「菊次郎の夏」は正男視点で物事が動いていきますが、実はこの物語の主人公はタイトルにもある通り、菊次郎なのです。
正男を主題に設定しなかった理由とは何なのでしょうか?
そこを紐解いていきたいと思います。
菊次郎の成長物語だから
この映画は正男の夏休みを通しての成長物語であると同時に、菊次郎の成長物語でもあるのです。
正男が菊次郎に心を開いていくのと同じように、菊次郎の方も正男に心を開き、次第に二人は本当の親子のようになっていきます。
旅の途中で出会う様々な個性を持つ登場人物たちも、この映画には無くてはならない存在です。
そして、“天使の鈴”にも隠された大きな役割があります。
菊次郎は天使の鈴は正男の実のお母さんがくれた、と正男に説明しましたが、これは菊次郎の優しい嘘です。
おそらく菊次郎はこの時初めて自分の為ではなく人の為に嘘をついたのではないでしょうか。
そういう部分でも、菊次郎は一歩成長し、“自分本位”から“正男のため”という他人の気持ちを思いやる事を学んだのです。
菊次郎は実の父親の名前
実は「菊次郎の夏」はこの映画の監督である北野武の父親にまつわるエピソードを交えながら作られた映画なのです。
北野監督の父親はとても破天荒な人で、名前も菊次郎といいます。
そんな父親の面影をなぞらえて作られたのが、この「菊次郎の夏」なのです。
もちろん、この物語はフィクションで、正男と菊次郎は実の親子ではありません。
しかし、子供ながらに見ていた北野監督の父親にまつわるエピソードがこの映画には散りばめられているといえます。

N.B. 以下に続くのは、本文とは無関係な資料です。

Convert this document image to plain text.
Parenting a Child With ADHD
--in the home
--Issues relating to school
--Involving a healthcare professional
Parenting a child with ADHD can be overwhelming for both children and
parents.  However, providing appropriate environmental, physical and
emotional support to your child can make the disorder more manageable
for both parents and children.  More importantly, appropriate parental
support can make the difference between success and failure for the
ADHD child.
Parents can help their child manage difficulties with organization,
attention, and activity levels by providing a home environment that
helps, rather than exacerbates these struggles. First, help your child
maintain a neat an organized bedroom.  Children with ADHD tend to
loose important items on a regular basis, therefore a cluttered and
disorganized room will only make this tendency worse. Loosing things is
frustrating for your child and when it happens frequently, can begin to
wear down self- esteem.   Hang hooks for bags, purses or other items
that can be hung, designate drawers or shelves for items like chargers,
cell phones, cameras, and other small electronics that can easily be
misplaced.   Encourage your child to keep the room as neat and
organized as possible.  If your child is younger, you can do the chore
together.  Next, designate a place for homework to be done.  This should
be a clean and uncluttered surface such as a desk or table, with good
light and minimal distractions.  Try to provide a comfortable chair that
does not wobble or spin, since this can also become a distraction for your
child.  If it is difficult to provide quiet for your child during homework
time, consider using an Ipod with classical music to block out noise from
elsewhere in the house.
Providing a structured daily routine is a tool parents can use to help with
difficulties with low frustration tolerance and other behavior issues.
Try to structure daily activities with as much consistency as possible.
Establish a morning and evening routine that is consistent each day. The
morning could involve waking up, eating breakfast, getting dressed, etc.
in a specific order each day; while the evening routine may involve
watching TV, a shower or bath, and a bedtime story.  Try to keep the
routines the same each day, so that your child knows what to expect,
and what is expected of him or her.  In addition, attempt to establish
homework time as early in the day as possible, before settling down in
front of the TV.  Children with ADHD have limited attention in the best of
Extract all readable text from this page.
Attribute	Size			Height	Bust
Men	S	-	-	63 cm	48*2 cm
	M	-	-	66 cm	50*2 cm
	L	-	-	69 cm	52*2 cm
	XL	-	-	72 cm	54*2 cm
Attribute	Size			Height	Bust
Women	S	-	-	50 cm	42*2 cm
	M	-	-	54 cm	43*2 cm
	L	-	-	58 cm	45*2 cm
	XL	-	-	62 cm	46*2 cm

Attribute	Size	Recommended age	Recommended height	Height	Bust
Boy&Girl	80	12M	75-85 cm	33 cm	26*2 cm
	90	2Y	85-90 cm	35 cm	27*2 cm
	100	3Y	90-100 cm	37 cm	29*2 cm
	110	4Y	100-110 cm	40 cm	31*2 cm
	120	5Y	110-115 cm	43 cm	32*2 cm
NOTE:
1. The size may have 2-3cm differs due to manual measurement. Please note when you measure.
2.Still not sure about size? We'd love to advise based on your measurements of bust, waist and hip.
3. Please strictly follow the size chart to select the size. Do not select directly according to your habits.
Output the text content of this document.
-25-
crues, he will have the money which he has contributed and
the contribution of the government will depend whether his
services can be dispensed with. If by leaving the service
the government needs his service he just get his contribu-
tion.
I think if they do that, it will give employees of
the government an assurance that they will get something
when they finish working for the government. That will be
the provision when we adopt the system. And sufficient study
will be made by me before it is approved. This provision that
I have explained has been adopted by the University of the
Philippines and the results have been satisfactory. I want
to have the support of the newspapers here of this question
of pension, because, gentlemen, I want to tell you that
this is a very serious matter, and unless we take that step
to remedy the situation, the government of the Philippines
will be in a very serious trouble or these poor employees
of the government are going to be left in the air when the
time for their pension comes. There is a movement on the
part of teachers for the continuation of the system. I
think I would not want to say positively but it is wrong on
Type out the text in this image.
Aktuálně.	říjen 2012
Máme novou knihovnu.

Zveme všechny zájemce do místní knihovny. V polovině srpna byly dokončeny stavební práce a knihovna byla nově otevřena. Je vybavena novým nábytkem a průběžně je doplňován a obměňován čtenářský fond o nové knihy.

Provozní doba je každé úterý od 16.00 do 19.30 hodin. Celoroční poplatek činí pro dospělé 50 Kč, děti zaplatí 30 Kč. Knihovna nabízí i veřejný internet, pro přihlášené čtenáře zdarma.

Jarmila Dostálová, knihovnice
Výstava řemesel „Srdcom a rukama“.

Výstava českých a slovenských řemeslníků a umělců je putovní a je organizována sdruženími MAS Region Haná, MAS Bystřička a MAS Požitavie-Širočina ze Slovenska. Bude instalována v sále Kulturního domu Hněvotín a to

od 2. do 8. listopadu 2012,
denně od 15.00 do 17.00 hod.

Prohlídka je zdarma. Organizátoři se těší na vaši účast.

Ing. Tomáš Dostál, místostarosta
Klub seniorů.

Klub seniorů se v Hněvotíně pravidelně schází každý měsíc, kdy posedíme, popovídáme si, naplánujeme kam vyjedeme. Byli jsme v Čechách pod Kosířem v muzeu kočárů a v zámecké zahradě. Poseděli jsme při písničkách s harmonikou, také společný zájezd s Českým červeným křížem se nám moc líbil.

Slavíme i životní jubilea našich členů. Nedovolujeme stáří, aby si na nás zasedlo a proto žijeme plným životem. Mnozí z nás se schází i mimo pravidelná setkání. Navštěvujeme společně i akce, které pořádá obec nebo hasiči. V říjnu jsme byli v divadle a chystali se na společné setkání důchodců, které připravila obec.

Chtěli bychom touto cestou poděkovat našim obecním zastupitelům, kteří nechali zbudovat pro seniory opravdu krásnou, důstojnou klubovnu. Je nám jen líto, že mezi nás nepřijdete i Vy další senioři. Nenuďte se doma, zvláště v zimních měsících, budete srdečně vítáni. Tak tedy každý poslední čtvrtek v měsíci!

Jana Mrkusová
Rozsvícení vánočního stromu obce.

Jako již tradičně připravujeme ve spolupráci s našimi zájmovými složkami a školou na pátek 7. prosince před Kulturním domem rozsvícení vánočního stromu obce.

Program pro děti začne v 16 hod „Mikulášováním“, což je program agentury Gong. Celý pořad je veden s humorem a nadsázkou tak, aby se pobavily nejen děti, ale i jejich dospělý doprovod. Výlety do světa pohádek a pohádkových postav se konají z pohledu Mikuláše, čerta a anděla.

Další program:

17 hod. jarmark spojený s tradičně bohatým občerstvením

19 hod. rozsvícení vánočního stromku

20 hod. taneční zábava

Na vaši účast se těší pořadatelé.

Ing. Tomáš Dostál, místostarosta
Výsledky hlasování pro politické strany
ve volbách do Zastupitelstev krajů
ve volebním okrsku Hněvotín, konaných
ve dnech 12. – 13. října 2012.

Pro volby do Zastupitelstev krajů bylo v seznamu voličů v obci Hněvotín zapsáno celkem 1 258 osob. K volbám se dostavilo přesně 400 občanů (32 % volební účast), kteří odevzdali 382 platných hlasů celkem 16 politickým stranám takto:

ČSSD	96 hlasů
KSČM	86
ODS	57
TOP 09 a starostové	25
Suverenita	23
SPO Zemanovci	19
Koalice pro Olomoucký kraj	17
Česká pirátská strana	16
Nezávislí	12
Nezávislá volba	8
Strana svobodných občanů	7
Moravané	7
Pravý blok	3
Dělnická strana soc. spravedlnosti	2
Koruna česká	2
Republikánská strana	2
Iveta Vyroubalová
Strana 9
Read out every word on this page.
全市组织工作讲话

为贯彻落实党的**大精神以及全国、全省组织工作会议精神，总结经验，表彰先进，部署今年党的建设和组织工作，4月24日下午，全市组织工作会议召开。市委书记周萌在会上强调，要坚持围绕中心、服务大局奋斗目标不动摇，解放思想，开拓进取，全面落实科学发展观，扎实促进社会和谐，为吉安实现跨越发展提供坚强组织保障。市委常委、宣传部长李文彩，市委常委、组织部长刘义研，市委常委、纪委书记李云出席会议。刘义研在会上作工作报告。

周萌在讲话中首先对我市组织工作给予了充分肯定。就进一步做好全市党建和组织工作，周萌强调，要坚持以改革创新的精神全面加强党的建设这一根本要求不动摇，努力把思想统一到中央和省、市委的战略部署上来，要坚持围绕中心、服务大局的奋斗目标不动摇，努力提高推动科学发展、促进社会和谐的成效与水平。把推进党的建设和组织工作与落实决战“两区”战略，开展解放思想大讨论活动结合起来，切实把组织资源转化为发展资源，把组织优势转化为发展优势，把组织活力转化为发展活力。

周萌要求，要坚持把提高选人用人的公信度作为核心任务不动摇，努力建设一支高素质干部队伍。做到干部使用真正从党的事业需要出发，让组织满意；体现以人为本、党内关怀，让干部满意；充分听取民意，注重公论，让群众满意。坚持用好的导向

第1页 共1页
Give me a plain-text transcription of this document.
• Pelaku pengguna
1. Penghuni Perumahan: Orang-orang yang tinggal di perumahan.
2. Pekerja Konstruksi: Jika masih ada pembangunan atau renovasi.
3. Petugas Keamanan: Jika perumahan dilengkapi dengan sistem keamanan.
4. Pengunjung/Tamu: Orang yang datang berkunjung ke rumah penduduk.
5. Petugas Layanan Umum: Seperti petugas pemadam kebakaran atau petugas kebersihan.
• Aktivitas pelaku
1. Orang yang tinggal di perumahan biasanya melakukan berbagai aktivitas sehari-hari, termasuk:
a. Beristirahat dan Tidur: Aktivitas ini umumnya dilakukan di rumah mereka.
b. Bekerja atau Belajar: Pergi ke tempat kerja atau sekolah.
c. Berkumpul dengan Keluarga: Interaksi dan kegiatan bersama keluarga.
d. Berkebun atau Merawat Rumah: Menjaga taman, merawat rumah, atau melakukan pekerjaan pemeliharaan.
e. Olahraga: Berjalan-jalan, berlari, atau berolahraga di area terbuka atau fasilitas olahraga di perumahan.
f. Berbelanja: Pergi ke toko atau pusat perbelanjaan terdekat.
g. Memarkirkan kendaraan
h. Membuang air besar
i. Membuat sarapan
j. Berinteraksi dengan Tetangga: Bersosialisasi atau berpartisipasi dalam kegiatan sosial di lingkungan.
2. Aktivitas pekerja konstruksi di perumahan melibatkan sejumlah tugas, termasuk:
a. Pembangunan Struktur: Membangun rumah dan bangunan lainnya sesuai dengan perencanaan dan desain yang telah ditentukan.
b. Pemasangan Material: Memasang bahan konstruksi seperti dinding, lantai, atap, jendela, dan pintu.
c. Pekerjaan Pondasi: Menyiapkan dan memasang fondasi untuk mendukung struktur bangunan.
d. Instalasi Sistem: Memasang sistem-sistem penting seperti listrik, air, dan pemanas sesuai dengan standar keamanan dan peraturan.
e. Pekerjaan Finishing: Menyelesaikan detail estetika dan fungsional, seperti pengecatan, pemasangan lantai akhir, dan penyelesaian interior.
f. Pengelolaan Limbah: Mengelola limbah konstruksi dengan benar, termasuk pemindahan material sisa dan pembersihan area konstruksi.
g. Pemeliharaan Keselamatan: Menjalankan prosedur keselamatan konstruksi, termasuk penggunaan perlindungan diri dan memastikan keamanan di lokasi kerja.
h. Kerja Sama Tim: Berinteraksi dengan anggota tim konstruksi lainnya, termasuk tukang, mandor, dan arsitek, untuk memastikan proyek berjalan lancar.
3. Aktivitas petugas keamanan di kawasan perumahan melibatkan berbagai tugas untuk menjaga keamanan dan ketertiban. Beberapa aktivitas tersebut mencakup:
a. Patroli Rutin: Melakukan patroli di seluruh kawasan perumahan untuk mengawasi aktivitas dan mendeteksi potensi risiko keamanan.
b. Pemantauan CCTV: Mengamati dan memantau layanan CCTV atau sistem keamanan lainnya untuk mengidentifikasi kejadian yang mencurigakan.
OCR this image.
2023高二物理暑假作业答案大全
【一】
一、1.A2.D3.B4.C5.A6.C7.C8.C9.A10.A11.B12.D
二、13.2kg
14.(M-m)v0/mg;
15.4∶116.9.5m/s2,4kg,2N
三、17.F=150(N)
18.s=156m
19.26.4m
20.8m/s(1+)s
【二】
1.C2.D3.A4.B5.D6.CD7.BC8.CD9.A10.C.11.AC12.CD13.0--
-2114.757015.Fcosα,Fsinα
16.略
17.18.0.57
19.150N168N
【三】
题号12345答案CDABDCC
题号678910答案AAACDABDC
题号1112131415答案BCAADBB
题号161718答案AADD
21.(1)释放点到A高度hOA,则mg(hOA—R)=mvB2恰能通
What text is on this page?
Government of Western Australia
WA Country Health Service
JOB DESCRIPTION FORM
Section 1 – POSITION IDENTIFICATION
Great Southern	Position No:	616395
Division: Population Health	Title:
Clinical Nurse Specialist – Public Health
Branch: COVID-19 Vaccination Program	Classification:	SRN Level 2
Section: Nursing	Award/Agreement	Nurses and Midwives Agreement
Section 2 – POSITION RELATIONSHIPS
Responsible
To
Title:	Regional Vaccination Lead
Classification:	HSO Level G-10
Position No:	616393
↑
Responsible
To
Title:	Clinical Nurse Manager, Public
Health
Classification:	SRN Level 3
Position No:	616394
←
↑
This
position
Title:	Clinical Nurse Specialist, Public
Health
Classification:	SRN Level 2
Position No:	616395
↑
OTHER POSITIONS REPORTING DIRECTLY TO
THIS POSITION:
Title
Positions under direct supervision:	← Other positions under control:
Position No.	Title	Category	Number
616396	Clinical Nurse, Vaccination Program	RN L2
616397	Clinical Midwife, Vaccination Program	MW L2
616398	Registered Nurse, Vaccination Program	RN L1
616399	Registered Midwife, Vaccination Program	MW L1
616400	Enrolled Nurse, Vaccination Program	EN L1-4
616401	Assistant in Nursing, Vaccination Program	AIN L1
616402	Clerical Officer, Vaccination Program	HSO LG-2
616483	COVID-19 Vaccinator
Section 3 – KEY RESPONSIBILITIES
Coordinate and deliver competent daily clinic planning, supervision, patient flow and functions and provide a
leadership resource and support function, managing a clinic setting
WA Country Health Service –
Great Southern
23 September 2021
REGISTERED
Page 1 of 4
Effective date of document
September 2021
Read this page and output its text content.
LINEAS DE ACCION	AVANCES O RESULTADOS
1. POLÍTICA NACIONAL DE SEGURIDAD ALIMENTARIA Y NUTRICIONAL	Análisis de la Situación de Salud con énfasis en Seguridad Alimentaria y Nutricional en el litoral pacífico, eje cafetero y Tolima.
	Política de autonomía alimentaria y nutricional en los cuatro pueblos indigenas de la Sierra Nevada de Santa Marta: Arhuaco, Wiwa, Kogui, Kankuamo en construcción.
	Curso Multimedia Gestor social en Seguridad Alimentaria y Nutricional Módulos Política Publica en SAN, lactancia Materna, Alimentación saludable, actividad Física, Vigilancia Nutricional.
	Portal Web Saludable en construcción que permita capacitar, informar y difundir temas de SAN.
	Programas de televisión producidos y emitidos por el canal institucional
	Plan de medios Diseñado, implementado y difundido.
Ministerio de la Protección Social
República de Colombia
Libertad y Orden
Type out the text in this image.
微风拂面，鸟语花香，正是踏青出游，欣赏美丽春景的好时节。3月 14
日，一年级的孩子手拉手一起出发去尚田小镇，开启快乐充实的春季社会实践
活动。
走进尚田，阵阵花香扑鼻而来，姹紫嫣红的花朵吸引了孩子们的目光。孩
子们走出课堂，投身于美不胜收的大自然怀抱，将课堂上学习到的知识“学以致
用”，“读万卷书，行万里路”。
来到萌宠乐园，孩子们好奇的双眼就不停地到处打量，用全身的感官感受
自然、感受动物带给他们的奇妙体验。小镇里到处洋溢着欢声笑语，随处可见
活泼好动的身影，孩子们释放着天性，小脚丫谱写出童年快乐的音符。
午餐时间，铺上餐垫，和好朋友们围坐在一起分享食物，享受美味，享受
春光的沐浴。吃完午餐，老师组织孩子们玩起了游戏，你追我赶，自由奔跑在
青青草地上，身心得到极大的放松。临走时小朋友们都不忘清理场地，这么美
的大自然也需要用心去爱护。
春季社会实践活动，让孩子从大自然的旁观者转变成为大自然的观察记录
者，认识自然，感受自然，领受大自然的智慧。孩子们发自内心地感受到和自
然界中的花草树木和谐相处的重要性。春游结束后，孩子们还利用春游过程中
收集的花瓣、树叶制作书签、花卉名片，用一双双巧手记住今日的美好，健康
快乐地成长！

主題を正男に設定しなかった一番の理由は北野監督が“父親”という存在を描きたかったからなのでしょう。
子供心に見ていた父親の面影を北野監督はこの映画に託したといえます。
ラストシーンに全ての意味がある
この映画のラストは正男が菊次郎に名前を尋ねるシーンで終わります。
「菊次郎だよ、バカヤロー!」
引用:菊次郎の夏/配給会社:日本ヘラルド映画、オフィス北野
ここで、この物語の主軸というか、映画の全容がわかるのです。
観客になるほど!だから「正男の夏」ではなく「菊次郎の夏」だったのか、とわかる仕掛けになっています。
正男を主題に設定しなかった理由は、菊次郎の長い長い夏休みでもあった、という意味が込められているのです。
風車とパンダが持つ意味
作品内において、風車が回っているシーンや、パンダのぬいぐるみやお面が登場するシーンがあります。
風車とパンダが表すものとはどういった意図があるのでしょう?
その謎に迫っていきたいと思います。
パンダのぬいぐるみとお面の意味
お祭りでヤクザに絡まれ倒れる菊次郎。
その隣にパンダのぬいぐるみが転がっているシーンがありますが、このぬいぐるみは古い菊次郎の“抜け殻”を意味しています。